325-pounder from Hawaii wins Sumo Night of the Giants 2000 | TahoeDailyTribune.com

325-pounder from Hawaii wins Sumo Night of the Giants 2000

If professional wrestling already has a people’s champion, the sport of sumo may have found its own Saturday night at Caesars Tahoe.

“I don’t know about that, but I just love socializing with people,” said Hawaiian sumo champ Wayne Vierra, who brought personality and fire to Sumo Night of the Giants 2000, and took the title away from the superheavyweight sumo bout at Caesars Tahoe. “Because the crowd backed me up, I think they deserved to be talked to.”

With sumo finally growing away from its Japanese roots and flourishing in the U.S., Vierra seemed intent on spreading the sport to Nevada. The 320-pounder hammed it up for television crews before his introduction into a stoic ring of champions. He raised his arms and yelled after outlasting Norwegian Ronny Alleman to make the final round of Saturday’s

earth-shaking sumo competition. He took a lap to fire up the crowd before meeting Russian Iouri Goloubvski in the finals, then took a victory lap and jumped into the audience after dispatching Goloubvski to win the tournament, only the second one to take place on American soil.

“This is totally contrary to what I was taught from when I was a

freshman in high school, but I think what it did was it took away a lot

of nervousness I had,” Vierra said of his crowd-pumping demeanor.

The competition brought athletes ranging in size from the 220-pound Goloubvski to 710-pound Manny Yarbrough crashing together in an effort to push their opponents out of the dohyo or make them touch it with a body part other than their feet. The rounds, which lasted far less than 30 seconds each, whittled the 20-Goliath pool of wrestlers to eight, then four, then the final.

In the final round, with the crowd split between chanting “U-S-A” for

Vierra and “Io-uri!” for Goloubvski, the two squared off.

Vierra charged, but the quick-footed Russian dodged and stayed out of

Vierra’s grasp. The two locked up together with each struggling to gain the upper hand in what became the longest match of the evening, but Vierra pulled Goloubvski in, and rolled him out of the ring to win.

“I knew he was an elusive, pure athlete so I knew I had to approach him with a lot of caution,” Vierra said.

Goloubvski, the smallest wrestler in the field, started emerging as the crowd favorite during the qualifying rounds. In his first match, he withstood a charge from 6-3 Jacek Jarecz, then pancaked him at the edge of the ring; to win his second match, he stayed low and pushed out 6-foot-8, 510-pound German wrestler Thorsten Scheibler.

“It’s all about balance and technique as you see: the smaller guy throwing a bigger guy,” color commentator Konishiki, the Hawaiian-born sumo champion who became a three-time world champion in Japan, told the audience that packed Caesars.
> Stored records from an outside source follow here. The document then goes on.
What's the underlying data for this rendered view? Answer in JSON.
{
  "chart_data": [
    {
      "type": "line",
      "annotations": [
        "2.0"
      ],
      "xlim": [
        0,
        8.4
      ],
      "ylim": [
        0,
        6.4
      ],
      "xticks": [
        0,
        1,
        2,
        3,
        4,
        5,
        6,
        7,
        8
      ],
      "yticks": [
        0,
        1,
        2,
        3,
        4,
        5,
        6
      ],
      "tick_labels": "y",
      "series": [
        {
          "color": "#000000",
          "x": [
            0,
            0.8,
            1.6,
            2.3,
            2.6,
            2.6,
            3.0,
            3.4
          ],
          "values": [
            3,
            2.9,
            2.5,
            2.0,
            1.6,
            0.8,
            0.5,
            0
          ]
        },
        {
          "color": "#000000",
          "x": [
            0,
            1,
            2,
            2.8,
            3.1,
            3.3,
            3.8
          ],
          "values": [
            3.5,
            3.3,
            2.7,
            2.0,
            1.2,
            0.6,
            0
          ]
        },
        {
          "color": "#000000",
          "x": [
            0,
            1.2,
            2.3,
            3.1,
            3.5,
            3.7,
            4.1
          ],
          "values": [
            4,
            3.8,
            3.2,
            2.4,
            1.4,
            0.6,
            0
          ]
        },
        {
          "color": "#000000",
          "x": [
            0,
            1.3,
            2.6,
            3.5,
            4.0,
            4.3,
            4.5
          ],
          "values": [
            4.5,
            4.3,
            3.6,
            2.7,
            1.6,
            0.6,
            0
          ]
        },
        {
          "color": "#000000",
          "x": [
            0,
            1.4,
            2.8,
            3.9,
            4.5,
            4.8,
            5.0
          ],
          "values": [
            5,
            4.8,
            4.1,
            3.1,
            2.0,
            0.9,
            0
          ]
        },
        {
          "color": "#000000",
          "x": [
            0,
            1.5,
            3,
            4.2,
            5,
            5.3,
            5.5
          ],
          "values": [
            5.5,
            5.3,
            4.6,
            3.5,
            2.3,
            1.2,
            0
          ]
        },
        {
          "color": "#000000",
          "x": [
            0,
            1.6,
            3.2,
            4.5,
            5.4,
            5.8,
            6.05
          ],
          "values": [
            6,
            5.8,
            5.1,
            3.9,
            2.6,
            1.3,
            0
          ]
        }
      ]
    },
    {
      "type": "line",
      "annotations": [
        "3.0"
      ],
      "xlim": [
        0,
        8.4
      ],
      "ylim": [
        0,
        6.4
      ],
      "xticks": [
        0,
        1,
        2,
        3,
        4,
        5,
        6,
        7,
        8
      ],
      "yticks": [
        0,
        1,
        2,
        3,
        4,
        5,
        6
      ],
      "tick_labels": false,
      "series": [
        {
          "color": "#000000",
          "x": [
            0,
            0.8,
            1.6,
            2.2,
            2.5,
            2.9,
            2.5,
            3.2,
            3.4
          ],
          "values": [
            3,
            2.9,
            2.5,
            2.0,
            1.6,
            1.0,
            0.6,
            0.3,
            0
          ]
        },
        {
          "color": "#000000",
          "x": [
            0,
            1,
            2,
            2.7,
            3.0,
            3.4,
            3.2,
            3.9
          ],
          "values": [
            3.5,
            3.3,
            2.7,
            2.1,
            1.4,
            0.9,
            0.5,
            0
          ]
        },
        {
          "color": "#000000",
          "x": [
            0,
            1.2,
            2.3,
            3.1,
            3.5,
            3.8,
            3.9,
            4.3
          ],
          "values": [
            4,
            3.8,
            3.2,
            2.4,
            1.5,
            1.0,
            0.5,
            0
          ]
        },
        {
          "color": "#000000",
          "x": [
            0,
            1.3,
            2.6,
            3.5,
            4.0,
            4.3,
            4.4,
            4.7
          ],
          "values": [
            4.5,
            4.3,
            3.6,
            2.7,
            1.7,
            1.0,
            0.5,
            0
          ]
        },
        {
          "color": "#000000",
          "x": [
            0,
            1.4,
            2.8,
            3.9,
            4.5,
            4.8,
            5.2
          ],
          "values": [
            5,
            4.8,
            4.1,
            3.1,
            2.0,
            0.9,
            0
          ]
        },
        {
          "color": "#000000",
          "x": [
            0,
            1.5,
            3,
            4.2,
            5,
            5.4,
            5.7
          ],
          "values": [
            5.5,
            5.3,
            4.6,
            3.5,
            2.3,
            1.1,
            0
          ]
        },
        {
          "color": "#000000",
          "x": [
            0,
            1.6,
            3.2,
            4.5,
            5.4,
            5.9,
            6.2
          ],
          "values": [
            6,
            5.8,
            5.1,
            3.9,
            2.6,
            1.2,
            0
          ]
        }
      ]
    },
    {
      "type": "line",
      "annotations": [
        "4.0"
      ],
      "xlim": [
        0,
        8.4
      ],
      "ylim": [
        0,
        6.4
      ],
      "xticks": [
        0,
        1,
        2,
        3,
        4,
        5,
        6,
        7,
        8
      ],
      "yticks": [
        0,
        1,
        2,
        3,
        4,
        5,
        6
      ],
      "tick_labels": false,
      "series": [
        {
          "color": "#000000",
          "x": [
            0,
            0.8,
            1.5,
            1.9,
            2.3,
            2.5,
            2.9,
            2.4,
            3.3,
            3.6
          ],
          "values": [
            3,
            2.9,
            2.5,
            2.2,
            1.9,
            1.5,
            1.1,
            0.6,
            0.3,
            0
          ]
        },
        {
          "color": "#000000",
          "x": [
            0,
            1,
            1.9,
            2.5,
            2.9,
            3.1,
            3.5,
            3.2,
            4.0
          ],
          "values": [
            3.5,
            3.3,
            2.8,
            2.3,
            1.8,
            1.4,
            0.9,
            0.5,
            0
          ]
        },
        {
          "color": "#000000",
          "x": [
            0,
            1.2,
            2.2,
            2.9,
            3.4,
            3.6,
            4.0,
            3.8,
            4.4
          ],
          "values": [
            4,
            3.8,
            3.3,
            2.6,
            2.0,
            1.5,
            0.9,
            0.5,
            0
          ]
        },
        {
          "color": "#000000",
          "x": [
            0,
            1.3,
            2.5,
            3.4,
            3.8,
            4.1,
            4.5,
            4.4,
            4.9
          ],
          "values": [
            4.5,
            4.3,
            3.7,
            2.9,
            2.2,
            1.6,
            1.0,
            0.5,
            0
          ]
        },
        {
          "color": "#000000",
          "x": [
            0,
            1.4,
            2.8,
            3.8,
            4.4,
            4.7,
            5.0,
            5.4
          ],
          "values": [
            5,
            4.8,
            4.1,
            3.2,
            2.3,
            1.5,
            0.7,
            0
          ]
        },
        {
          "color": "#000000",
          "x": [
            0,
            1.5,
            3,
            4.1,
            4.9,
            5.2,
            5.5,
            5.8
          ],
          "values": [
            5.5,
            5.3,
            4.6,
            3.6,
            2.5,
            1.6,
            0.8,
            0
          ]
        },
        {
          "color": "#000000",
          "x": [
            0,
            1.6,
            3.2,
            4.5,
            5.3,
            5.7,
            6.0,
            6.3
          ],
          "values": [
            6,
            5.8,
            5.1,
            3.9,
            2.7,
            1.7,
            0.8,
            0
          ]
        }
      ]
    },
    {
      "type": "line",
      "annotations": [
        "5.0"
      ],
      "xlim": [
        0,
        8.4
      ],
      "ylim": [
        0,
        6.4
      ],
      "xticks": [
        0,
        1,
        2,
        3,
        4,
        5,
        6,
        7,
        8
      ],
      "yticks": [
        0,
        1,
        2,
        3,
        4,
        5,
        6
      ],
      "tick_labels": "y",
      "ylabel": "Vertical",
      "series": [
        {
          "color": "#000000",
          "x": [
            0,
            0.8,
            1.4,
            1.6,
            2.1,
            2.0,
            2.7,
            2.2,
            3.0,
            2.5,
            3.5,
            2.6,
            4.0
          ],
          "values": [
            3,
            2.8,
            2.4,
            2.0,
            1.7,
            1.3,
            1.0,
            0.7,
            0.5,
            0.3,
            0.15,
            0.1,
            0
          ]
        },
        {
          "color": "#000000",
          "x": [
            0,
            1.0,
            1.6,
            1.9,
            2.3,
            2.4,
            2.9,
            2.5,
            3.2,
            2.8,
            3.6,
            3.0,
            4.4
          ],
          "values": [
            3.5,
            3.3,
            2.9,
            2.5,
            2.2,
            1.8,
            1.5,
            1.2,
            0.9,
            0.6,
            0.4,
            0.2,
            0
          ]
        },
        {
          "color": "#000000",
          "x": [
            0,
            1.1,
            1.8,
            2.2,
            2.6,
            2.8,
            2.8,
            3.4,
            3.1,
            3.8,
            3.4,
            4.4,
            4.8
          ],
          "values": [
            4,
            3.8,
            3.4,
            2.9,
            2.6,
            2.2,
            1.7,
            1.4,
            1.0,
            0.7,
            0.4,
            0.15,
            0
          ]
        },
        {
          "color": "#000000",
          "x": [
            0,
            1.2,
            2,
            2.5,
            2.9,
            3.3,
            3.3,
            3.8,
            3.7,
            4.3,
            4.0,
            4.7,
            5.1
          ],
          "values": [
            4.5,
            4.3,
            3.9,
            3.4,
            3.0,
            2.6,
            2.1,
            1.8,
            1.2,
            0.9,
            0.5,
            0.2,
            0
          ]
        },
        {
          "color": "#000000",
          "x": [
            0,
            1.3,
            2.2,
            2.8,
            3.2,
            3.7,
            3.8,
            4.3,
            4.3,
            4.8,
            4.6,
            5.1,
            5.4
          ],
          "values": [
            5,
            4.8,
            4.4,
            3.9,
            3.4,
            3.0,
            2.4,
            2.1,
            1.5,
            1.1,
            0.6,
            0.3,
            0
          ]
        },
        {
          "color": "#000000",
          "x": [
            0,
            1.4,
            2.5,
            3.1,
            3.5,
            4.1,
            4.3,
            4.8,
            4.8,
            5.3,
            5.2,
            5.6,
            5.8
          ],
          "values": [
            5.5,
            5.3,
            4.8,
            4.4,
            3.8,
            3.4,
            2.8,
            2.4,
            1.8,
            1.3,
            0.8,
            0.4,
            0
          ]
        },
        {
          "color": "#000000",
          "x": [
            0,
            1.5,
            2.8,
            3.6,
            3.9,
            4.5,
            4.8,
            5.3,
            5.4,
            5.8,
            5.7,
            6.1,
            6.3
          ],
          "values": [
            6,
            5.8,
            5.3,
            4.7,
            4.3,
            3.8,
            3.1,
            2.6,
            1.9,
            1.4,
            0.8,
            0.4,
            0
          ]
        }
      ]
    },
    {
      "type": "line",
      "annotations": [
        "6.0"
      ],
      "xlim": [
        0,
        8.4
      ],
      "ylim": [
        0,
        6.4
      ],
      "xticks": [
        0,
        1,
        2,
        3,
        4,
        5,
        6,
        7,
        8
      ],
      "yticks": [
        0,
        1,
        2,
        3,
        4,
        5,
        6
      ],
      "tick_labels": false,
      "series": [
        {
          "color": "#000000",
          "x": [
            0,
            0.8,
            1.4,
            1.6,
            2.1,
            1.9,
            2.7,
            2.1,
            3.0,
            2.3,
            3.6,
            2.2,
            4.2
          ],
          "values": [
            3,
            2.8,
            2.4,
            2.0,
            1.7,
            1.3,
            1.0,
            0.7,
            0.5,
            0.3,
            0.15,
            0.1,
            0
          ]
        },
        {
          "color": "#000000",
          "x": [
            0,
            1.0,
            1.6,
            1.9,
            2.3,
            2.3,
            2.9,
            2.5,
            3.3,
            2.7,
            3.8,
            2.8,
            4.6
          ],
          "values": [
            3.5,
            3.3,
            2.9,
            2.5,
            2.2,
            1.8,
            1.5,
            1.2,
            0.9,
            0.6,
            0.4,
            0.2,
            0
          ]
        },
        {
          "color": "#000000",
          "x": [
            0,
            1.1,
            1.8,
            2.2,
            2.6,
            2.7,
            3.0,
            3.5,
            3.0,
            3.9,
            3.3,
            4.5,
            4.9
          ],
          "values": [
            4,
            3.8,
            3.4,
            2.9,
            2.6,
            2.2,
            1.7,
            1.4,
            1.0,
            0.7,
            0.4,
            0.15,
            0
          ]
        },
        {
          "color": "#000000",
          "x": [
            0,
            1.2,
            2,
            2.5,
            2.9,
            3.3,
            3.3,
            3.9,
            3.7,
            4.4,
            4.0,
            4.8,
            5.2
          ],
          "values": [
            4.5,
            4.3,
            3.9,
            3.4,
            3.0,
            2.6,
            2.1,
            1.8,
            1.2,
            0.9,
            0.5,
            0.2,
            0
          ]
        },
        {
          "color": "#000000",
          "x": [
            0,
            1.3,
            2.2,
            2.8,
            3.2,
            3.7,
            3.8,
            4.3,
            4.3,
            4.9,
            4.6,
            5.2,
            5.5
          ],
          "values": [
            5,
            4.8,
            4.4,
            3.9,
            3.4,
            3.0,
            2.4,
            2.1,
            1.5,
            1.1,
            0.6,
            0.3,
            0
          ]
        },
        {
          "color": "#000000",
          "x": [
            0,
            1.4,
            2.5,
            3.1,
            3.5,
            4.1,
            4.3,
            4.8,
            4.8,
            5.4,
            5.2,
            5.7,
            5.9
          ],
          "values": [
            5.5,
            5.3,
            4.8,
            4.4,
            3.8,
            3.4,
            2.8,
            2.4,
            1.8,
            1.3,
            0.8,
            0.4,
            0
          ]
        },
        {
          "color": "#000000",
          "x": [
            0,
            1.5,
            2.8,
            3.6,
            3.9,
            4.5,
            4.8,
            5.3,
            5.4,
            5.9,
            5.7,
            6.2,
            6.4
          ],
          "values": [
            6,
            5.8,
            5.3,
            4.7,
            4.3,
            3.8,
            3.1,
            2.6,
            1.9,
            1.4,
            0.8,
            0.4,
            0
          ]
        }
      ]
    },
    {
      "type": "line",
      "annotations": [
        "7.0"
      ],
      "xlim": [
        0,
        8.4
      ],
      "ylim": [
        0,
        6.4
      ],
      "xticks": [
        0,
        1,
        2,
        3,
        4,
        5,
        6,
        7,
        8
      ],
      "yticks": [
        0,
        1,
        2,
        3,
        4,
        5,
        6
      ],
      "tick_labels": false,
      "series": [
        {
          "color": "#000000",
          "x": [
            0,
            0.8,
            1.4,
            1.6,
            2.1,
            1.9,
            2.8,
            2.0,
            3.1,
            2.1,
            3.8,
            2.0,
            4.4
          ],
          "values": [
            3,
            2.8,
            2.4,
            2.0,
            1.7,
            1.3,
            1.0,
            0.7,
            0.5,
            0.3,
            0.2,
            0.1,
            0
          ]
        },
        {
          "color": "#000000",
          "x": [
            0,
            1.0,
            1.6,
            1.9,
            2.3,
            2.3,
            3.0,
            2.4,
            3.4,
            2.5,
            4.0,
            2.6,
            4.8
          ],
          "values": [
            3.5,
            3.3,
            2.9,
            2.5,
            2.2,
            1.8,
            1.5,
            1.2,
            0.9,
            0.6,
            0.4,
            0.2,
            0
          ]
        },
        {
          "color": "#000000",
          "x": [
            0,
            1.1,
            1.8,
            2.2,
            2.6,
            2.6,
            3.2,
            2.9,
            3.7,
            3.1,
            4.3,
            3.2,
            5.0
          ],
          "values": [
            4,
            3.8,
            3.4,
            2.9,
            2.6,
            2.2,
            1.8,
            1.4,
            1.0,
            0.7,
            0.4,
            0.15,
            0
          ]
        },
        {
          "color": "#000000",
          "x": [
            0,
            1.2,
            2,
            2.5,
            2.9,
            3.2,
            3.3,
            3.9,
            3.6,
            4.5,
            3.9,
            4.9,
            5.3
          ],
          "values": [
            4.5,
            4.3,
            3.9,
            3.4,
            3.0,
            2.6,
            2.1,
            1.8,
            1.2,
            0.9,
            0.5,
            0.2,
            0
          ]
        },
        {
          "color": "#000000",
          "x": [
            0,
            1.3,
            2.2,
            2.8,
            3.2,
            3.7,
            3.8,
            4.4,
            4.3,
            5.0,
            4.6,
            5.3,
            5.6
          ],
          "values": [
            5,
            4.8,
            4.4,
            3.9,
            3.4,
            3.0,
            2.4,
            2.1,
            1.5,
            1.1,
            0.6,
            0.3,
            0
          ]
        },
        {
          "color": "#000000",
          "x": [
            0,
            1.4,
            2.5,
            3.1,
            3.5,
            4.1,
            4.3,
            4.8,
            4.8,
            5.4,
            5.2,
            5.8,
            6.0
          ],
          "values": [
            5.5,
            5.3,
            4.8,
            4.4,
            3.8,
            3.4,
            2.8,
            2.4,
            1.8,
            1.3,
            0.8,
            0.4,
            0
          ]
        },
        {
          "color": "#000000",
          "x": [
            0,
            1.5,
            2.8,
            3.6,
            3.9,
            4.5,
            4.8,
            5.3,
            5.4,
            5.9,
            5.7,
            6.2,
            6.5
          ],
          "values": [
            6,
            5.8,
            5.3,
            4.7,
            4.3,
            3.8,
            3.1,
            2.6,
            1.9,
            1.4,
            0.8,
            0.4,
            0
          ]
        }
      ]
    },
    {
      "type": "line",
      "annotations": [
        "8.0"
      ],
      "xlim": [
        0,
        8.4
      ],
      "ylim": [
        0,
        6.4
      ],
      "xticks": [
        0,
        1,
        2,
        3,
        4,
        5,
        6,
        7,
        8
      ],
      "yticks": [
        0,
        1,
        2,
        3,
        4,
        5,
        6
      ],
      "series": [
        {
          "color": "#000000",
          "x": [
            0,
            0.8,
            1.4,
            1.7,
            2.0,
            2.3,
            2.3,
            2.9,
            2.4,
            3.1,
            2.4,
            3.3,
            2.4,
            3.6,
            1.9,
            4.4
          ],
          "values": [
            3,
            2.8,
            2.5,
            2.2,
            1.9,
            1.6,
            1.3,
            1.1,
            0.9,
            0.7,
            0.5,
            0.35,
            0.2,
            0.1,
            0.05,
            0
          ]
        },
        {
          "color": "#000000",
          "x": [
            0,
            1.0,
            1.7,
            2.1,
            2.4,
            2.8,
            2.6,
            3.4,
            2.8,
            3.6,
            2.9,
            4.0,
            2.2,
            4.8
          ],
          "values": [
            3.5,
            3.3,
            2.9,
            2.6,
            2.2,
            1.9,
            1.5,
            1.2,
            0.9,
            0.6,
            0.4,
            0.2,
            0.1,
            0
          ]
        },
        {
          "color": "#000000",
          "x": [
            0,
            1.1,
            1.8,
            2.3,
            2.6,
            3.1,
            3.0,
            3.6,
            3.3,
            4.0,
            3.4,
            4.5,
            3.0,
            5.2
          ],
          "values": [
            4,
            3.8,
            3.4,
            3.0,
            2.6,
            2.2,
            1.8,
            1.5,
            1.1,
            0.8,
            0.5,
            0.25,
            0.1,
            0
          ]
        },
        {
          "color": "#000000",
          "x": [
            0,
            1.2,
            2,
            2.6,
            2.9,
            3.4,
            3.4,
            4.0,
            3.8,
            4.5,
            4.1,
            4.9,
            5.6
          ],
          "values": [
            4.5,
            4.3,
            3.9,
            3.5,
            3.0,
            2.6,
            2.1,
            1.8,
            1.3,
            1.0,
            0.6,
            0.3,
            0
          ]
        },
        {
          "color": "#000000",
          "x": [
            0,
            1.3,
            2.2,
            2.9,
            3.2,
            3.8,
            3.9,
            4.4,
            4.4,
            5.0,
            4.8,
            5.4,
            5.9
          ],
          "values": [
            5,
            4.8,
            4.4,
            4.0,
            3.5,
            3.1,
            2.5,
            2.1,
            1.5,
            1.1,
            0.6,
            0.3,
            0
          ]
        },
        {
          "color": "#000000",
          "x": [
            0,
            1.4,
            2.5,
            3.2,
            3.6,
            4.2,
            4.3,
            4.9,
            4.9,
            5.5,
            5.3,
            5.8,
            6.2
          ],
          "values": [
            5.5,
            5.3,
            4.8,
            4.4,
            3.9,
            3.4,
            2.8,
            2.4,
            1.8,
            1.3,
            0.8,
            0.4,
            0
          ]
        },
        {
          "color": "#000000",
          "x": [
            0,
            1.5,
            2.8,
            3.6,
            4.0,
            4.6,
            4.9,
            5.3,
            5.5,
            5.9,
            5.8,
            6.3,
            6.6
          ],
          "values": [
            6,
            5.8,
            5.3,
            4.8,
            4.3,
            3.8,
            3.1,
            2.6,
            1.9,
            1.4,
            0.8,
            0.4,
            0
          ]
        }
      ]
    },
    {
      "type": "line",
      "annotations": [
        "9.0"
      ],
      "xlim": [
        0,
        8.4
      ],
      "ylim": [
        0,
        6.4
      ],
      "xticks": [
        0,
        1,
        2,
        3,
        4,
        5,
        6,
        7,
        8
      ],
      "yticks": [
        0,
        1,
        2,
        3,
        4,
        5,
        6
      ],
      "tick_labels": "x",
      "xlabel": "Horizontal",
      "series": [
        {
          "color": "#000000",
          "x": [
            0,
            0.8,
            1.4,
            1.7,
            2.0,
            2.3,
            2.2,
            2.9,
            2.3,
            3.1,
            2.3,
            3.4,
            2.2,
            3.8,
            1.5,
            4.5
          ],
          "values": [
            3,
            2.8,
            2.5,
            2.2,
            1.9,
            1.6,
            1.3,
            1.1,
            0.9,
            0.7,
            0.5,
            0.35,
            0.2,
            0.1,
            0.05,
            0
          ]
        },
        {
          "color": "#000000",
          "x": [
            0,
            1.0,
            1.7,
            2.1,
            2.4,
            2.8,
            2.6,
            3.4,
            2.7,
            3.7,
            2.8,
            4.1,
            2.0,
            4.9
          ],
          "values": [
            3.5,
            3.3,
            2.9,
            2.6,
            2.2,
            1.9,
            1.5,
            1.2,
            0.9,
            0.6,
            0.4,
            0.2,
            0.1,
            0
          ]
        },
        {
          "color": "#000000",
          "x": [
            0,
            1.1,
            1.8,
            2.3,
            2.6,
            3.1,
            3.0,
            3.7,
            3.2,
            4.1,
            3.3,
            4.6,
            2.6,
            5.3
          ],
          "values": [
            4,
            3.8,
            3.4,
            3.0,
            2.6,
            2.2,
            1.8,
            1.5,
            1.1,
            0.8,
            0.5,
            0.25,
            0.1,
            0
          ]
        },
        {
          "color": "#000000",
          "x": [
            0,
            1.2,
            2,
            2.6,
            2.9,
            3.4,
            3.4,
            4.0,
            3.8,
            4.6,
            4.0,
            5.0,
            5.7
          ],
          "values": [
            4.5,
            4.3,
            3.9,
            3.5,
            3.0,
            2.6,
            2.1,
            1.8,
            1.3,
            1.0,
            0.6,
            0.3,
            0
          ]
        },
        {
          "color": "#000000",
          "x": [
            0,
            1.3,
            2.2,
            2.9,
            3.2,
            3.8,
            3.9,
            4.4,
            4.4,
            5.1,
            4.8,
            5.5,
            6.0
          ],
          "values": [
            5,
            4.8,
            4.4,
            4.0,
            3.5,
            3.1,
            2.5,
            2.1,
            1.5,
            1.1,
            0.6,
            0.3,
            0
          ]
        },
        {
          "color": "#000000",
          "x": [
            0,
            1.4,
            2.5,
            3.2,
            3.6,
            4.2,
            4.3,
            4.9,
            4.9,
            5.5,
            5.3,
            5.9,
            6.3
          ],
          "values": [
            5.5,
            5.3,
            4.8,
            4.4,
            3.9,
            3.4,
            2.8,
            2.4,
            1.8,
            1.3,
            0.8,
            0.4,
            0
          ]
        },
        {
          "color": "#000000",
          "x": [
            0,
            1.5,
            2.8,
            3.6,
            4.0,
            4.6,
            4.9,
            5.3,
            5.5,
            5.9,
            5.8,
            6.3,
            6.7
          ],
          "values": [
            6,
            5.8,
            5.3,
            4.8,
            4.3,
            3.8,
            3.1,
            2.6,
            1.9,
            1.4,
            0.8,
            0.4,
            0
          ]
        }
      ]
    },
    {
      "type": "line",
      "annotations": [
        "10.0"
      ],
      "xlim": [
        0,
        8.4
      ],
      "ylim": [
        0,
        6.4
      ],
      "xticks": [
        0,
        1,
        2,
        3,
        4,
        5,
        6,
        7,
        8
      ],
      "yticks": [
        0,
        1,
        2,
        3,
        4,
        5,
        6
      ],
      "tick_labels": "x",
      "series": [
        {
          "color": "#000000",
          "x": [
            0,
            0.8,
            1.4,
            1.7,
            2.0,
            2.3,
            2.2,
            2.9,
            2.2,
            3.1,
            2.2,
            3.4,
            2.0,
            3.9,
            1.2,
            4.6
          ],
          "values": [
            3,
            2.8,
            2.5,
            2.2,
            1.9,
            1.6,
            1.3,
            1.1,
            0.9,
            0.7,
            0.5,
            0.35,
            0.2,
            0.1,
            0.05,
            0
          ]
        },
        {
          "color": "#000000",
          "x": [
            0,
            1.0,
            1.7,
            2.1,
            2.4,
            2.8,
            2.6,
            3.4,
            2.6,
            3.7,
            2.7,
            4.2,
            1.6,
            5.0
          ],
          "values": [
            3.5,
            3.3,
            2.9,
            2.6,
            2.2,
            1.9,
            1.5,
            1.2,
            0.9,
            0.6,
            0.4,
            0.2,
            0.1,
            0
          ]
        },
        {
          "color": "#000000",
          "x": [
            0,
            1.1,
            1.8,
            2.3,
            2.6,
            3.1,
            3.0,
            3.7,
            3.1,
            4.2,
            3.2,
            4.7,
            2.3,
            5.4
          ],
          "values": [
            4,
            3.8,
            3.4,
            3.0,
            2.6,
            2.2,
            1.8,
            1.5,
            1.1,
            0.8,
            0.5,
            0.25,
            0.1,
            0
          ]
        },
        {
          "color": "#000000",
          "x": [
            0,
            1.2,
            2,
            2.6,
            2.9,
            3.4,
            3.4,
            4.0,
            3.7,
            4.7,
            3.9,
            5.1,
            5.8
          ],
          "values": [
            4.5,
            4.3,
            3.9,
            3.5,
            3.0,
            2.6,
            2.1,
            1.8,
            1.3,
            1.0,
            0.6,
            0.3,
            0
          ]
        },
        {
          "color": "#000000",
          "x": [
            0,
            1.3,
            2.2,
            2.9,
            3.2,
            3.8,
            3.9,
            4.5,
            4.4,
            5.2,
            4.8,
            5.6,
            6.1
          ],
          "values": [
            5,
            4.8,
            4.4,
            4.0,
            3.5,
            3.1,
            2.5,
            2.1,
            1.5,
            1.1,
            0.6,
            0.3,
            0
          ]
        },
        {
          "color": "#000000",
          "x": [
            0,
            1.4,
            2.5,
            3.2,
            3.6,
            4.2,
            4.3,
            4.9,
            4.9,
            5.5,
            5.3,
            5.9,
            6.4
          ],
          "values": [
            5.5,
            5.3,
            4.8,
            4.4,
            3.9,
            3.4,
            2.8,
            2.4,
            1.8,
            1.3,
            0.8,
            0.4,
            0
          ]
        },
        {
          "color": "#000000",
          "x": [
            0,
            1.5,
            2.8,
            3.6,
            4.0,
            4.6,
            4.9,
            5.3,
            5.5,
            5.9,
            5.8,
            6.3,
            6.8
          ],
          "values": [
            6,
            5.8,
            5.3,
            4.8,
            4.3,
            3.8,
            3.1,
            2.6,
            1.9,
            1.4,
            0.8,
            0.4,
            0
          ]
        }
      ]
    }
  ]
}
Goloubvski continued his surprising run through the semifinals. He faced off with John Feleunga, dodging the first charge from the 450-pound Hawaiian, then getting behind him and shoving him out of the ring face-first. That set up the final with Vierra, who rolled out on top of Norwegian champ Ronny Allman in the other semifinal. Allman, another wrestler unafraid to express emotion and fired up the crowd by slapping himself on the head and thighs before the match, took third in the consolation match. He and Feleunga slapped together in the initial charge before Allman grabbed his opponent’s mawashi loin cloth and hoisted him out of the ring.

Yarbrough, the man-mountain from New Jersey who was one of the main draws of the competition, wrestled just once. He powered Feleunga out of the ring in the first match in the second round of pool play.

While Goloubvski won a few fans in the audience, he couldn’t finish with the championship. Vierra, an ocean sports guide who has a wife and two children who compete in sumo, added an accolade to a resume that also includes the 1999 North American Sumo Championship and third place at the 1997 World Sumo Championship. Vierra trained in Japan for four years.

“For me, it’s part of my life,” Vierra said. “It’s the way that I live. I’m a sumo wrestler and I won’t change that.”

So, with a sumo family home and maybe a new one at Caesars, Vierra seems to be sowing the sport’s seeds. He said sumo is growing, but he wants the sport’s stature to grow closer to matching the girth of its competitors – maybe even to reach the same level as the National Football League.

“I’ve really seen sumo take a giant leap in the last five years, but I hope it gets even larger,” Vierra said.

ESPN will broadcast the Caesars in an hour-long program on May 12.